Shaxson’s book explains how and why London became the centre of what he calls a ‘spider’s web’ of offshore activities (and in the process such a comfortable home for the likes of Saif Gaddafi). It is because offshore is the offshoot of an empire in decline. It perfectly suited a country with the appearance of grandeur and traditionally high standards, but underneath it all a reek of desperation and the pressing need for more cash.
As Shaxson shows, many of the world’s most successful tax havens are former or current British imperial outposts…What such places offer are limited or non-existent tax regimes, extremely lax regulation, weak local politics, but plenty of the trappings of respectability and democratic accountability. Depositors are happiest putting their money in locations that have the feel of a major jurisdiction like Britain without actually being subject to British rules and regulations (or British tax rates)…

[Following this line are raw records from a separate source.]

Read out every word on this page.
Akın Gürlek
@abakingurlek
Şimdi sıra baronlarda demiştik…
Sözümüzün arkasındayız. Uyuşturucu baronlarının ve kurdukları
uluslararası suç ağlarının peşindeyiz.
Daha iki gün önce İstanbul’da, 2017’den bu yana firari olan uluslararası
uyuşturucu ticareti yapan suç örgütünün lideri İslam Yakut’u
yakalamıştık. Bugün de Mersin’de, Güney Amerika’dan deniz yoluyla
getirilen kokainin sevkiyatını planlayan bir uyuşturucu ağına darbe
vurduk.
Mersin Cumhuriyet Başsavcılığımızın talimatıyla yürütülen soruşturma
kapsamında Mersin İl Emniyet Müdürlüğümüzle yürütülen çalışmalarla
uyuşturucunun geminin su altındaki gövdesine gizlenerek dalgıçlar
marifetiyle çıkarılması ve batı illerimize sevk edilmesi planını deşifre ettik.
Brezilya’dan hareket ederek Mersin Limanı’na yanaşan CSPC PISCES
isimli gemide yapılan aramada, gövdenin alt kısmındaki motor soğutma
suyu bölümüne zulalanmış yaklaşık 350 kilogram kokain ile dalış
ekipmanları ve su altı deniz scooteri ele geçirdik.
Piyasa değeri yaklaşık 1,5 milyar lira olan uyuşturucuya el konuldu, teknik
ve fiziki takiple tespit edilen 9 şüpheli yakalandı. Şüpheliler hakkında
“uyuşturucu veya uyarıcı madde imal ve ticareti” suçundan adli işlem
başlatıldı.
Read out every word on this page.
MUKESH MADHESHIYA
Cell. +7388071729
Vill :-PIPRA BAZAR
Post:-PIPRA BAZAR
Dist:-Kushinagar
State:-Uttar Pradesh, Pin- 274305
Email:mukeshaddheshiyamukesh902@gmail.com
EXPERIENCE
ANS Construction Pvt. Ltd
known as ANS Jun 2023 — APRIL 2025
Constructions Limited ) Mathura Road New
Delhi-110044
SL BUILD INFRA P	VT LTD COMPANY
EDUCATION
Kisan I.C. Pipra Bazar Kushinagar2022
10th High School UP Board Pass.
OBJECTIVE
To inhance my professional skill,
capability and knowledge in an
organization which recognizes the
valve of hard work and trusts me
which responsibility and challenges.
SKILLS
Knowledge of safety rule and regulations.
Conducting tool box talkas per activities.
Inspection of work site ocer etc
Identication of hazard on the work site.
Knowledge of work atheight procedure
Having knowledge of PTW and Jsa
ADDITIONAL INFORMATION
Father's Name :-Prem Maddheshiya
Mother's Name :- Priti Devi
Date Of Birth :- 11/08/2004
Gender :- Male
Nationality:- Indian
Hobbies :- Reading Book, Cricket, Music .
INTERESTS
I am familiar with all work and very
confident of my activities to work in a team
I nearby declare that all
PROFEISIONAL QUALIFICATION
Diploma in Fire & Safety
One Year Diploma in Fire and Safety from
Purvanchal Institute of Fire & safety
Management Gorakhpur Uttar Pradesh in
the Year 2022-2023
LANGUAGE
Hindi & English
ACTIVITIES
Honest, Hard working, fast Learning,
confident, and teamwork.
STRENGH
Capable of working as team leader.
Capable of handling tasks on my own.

…The other thing most of these places have in common is that they are islands. Islands make good tax havens, and not simply because they can cut themselves off from the demands of mainland politics. It is also because they are often tight-knit communities, in which everyone knows what’s going on but no one wants to speak out for fear of ostracism. These ‘goldfish bowls’, as Shaxson calls them, suit the offshore mindset, because they are seemingly transparent: you can see all the way through – it’s just that when you look there’s nothing there.
In some senses this confirms an established story. Imperialism 101. For others, it will unsettle the idea of globalisation and inter-dependence as essentially the negation of great power politics.